Tex Rickard biography
Tex Rickard, byname of George Lewis Rickard, (born Jan. 2, 1870/71, Kansas City, Mo., U.S.—died Jan. 6, 1929, Miami Beach, Fla.), American gambler and struggle promoter who made boxing trendy and extremely worthwhile. His promotions that includes Jack Dempsey, world heavyweight champion from 1919 to 1926, attracted the primary 5 “million-dollar gates” ($1,000,000 or extra in ticket receipts).
After being a cattleman and a city marshal in Texas after which a gold miner and an expert gambler within the Yukon, Rickard in 1903 established a on line casino within the mining city of Goldfield, Nev. To publicize the neighborhood, he promoted a world light-weight title struggle wherein Joe Gans defeated Oscar (Battling) Nelson on a foul in 42 rounds on Sept. 3, 1906. He then promoted Jack Johnson’s profitable protection of the heavyweight championship towards former titleholder James J. Jeffries at Reno, Nev., on July 4, 1910.

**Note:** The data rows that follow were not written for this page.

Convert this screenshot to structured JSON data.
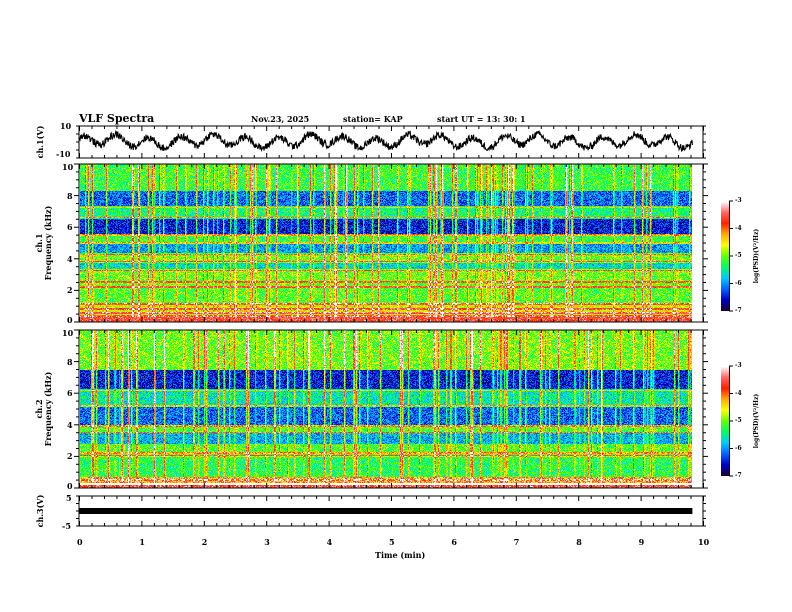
{
  "header": {
    "title": "VLF Spectra",
    "date": "Nov.23, 2025",
    "station": "station= KAP",
    "start_ut": "start  UT =   13: 30: 1"
  },
  "chart_data": [
    {
      "type": "line",
      "name": "ch1-waveform",
      "ylabel": "ch.1(V)",
      "ylim": [
        -10,
        10
      ],
      "ytick_labels": [
        "10",
        "-10"
      ],
      "xlim": [
        0,
        10
      ],
      "data_end_min": 9.83,
      "description": "noisy waveform oscillating roughly between -5 and +8 V with quasi-periodic variations (~0.5 min period)",
      "approx_mean": 0.5
    },
    {
      "type": "heatmap",
      "name": "ch1-spectrogram",
      "ylabel": "ch.1\nFrequency (kHz)",
      "ylabel_line1": "ch.1",
      "ylabel_line2": "Frequency  (kHz)",
      "ylim": [
        0,
        10
      ],
      "ytick_labels": [
        "0",
        "2",
        "4",
        "6",
        "8",
        "10"
      ],
      "xlim": [
        0,
        10
      ],
      "data_end_min": 9.83,
      "colorbar": {
        "label": "log(PSD)(V²/Hz)",
        "range": [
          -7,
          -3
        ],
        "tick_labels": [
          "-3",
          "-4",
          "-5",
          "-6",
          "-7"
        ],
        "colormap": [
          "#1a0033",
          "#0000cc",
          "#0066ff",
          "#00ccff",
          "#00ff66",
          "#66ff00",
          "#ffff00",
          "#ffaa00",
          "#ff2200",
          "#ff6666",
          "#ffffff"
        ]
      },
      "features": [
        {
          "band_khz": [
            0,
            0.3
          ],
          "level": -3.6
        },
        {
          "band_khz": [
            0.3,
            1.2
          ],
          "level": -4.6
        },
        {
          "band_khz": [
            1.2,
            2.2
          ],
          "level": -5.1
        },
        {
          "band_khz": [
            2.2,
            3.3
          ],
          "level": -5.0
        },
        {
          "band_khz": [
            3.3,
            3.8
          ],
          "level": -5.7
        },
        {
          "band_khz": [
            3.8,
            4.3
          ],
          "level": -5.0
        },
        {
          "band_khz": [
            4.3,
            5.0
          ],
          "level": -6.0
        },
        {
          "band_khz": [
            5.0,
            5.6
          ],
          "level": -5.2
        },
        {
          "band_khz": [
            5.6,
            6.6
          ],
          "level": -6.5
        },
        {
          "band_khz": [
            6.6,
            7.3
          ],
          "level": -5.4
        },
        {
          "band_khz": [
            7.3,
            8.3
          ],
          "level": -6.2
        },
        {
          "band_khz": [
            8.3,
            10
          ],
          "level": -5.2
        }
      ],
      "lines_khz": [
        0.35,
        0.55,
        0.8,
        1.1,
        2.2,
        2.5,
        3.3,
        3.8,
        4.3,
        5.0,
        5.5,
        6.6,
        7.3
      ],
      "impulsive_vertical_streaks": true
    },
    {
      "type": "heatmap",
      "name": "ch2-spectrogram",
      "ylabel_line1": "ch.2",
      "ylabel_line2": "Frequency  (kHz)",
      "ylim": [
        0,
        10
      ],
      "ytick_labels": [
        "0",
        "2",
        "4",
        "6",
        "8",
        "10"
      ],
      "xlim": [
        0,
        10
      ],
      "data_end_min": 9.83,
      "colorbar": {
        "label": "log(PSD)(V²/Hz)",
        "range": [
          -7,
          -3
        ],
        "tick_labels": [
          "-3",
          "-4",
          "-5",
          "-6",
          "-7"
        ]
      },
      "features": [
        {
          "band_khz": [
            0,
            0.3
          ],
          "level": -3.5
        },
        {
          "band_khz": [
            0.3,
            0.7
          ],
          "level": -4.3
        },
        {
          "band_khz": [
            0.7,
            2.0
          ],
          "level": -5.3
        },
        {
          "band_khz": [
            2.0,
            2.8
          ],
          "level": -5.1
        },
        {
          "band_khz": [
            2.8,
            3.5
          ],
          "level": -5.9
        },
        {
          "band_khz": [
            3.5,
            4.0
          ],
          "level": -5.1
        },
        {
          "band_khz": [
            4.0,
            5.2
          ],
          "level": -6.2
        },
        {
          "band_khz": [
            5.2,
            6.2
          ],
          "level": -5.6
        },
        {
          "band_khz": [
            6.2,
            7.5
          ],
          "level": -6.5
        },
        {
          "band_khz": [
            7.5,
            10
          ],
          "level": -5.0
        }
      ],
      "lines_khz": [
        0.25,
        0.45,
        2.0,
        2.2,
        3.5,
        3.9,
        5.2,
        6.2
      ],
      "impulsive_vertical_streaks": true
    },
    {
      "type": "line",
      "name": "ch3-waveform",
      "ylabel": "ch.3(V)",
      "ylim": [
        -5,
        5
      ],
      "ytick_labels": [
        "5",
        "-5"
      ],
      "xlim": [
        0,
        10
      ],
      "data_end_min": 9.83,
      "approx_value": 0,
      "xlabel": "Time  (min)",
      "xtick_labels": [
        "0",
        "1",
        "2",
        "3",
        "4",
        "5",
        "6",
        "7",
        "8",
        "9",
        "10"
      ]
    }
  ]
}
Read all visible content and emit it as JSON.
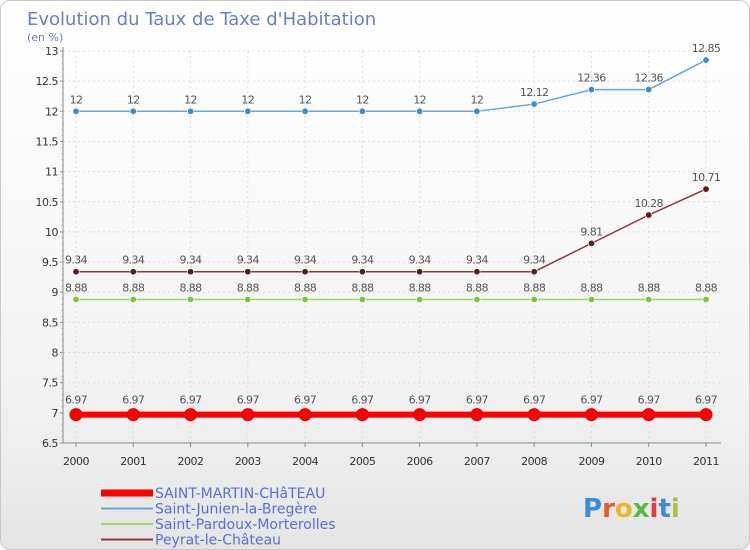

In 1920 Rickard gained management of Madison Square Garden, New York City. On July 2, 1921, at Jersey City, N.J., he staged the primary boxing match to draw a million-dollar crowd: Dempsey’s four-round knockout of Georges Carpentier. In Chicago on Sept. 22, 1927, Dempsey’s unsuccessful try and regain the heavyweight title from Gene Tunney drew for Rickard the one $2,000,000 gate in boxing historical past earlier than the mid-Nineteen Seventies. Throughout his profession, Rickard’s promotions appealed to prejudice: black towards white (Gans versus Nelson, Johnson versus Jeffries), draft dodger towards World War I hero (Dempsey versus Carpentier), and American towards “foreigner” (Dempsey versus Luis Angel Firpo of Argentina). Much of his press agentry was geared toward girls, and he sought socially outstanding patrons by organizing quite a few bouts for charity. He was in all probability the primary boxing impresario to show skilled at dealing with giant crowds.
In addition to his profession as a promoter, Rickard based the New York Rangers hockey franchise in 1926, which he owned till his loss of life.